Un balbettio fatto di suoni inizialmente incomprensibili, ma che, man mano, danno vita a una delle opere più toccanti mai scritte da Testori; basta qualche manciata di sillabe sconnesse e la voce di Soffiantini entra immediatamente in sintonia con lo spettatore che, progressivamente, straniato, turbato e attratto, viene raccolto e trasportato lungo una breve storia in 14 stazioni, narrata in prima persona da un bambino nel grembo di sua madre, costretto a conquistare il dono della parola, per convincere i propri genitori a non rinunciare a lui. Un attacco straordinario in cui lo scrittore ci mostra il momento esatto della creazione, che è insieme nascita di una nuova vita, ma anche atto di formazione della parola stessa.

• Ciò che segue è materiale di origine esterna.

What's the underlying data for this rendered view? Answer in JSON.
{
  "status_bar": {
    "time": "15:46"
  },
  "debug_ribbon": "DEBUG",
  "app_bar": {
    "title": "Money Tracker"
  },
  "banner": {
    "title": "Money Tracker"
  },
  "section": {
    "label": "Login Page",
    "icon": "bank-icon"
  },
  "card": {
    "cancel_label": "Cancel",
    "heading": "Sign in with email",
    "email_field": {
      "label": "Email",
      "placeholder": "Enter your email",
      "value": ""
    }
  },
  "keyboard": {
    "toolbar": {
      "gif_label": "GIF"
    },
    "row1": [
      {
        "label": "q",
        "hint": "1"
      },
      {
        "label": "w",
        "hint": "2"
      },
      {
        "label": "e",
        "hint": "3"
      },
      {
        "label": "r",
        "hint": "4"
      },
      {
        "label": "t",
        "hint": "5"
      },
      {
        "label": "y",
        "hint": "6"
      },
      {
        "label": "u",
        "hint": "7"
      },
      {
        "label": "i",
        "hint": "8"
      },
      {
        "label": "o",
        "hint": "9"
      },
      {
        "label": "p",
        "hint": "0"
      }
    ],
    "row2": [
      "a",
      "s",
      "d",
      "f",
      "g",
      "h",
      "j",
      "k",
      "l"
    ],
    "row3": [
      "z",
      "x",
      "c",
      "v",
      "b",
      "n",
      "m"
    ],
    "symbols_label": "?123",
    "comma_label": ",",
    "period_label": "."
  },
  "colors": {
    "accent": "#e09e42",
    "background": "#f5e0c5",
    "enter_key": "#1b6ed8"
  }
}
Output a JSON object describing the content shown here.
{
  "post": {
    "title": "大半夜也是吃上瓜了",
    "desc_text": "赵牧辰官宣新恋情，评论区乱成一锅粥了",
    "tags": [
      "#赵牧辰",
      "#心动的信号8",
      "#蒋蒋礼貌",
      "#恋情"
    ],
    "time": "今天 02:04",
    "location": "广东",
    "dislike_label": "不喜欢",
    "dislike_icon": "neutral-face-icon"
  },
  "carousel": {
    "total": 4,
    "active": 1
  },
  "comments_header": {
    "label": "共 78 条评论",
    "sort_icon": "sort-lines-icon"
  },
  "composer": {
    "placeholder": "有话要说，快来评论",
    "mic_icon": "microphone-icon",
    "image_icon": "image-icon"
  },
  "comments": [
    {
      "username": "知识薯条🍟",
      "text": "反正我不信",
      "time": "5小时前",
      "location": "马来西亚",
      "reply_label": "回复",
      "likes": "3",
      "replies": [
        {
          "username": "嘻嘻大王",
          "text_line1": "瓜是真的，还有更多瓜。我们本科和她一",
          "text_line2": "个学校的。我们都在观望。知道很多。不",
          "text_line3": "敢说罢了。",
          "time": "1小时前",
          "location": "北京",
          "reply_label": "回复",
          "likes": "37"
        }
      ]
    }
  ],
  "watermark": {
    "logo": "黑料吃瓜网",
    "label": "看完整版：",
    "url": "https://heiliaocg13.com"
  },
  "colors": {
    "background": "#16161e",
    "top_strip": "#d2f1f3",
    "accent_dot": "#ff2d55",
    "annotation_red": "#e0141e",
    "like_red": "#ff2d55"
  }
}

Perché Factum est non è solo una storia toccante che fa pensare al miracolo della vita, ma è una sorta di manifesto teatrale in atto per Testori. Per lui la ragione di essere drammaturgo, la ragione stessa per cui il teatro valeva la pena esistesse era la possibilità di dare carne alla parola e parola alla carne. Il dramma teatrale, andando in scena, aveva la potenza della creazione, perché “Verbum caro factum est”: come nell’inizio della Bibbia, è nella parola, nel Verbo, che ha origine il mondo, che ha origine l’incarnazione. Per questo, nell’opera di Testori, almeno dalla fine degli anni Settanta, la scenografia viene praticamente annullata e la forma usata è quasi sempre il monologo. Sta tutto lì. Nella parola. Nell’incarnazione della parola, che è incarnazione della vita, che dà voce alla vita. È una responsabilità alta, quella che Testori affida al teatro, ed è la sola ragione per cui né televisione, né cinema o internet potranno mai eliminare la necessità della messa in scena teatrale.

Ma questo senso assoluto, sacro, del gesto teatrale ha bisogno di perpetuarsi, deve dimostrare la sua verità ogni sera, quando si apre il sipario.

Lo spettacolo che va in scena domani a Ravecchia è imperdibile perchè sarà lì dove è destinato a riaccadere il miracolo della nascita della vita e della nascita del teatro. È un’incarnazione che si perpetua da oltre trent’anni immutata, eppure è sempre appena sorta, grazie all’attore che porta in giro questo spettacolo cucitogli addosso come il più caro degli attributi, come fosse ormai una sua dote fisica, come fosse un caratteristico profilo del naso o il colore degli occhi; ma è un attributo sostanziale, al quale non ci si può abituare, che non si può dimenticare. Perché il teatro non è un film mandato in loop. Il teatro è vita che accade ogni sera, una vita di cui noi spettatori siamo parte ineliminabile e che è destinata a cambiarci, impercettibilmente e inesorabilmente.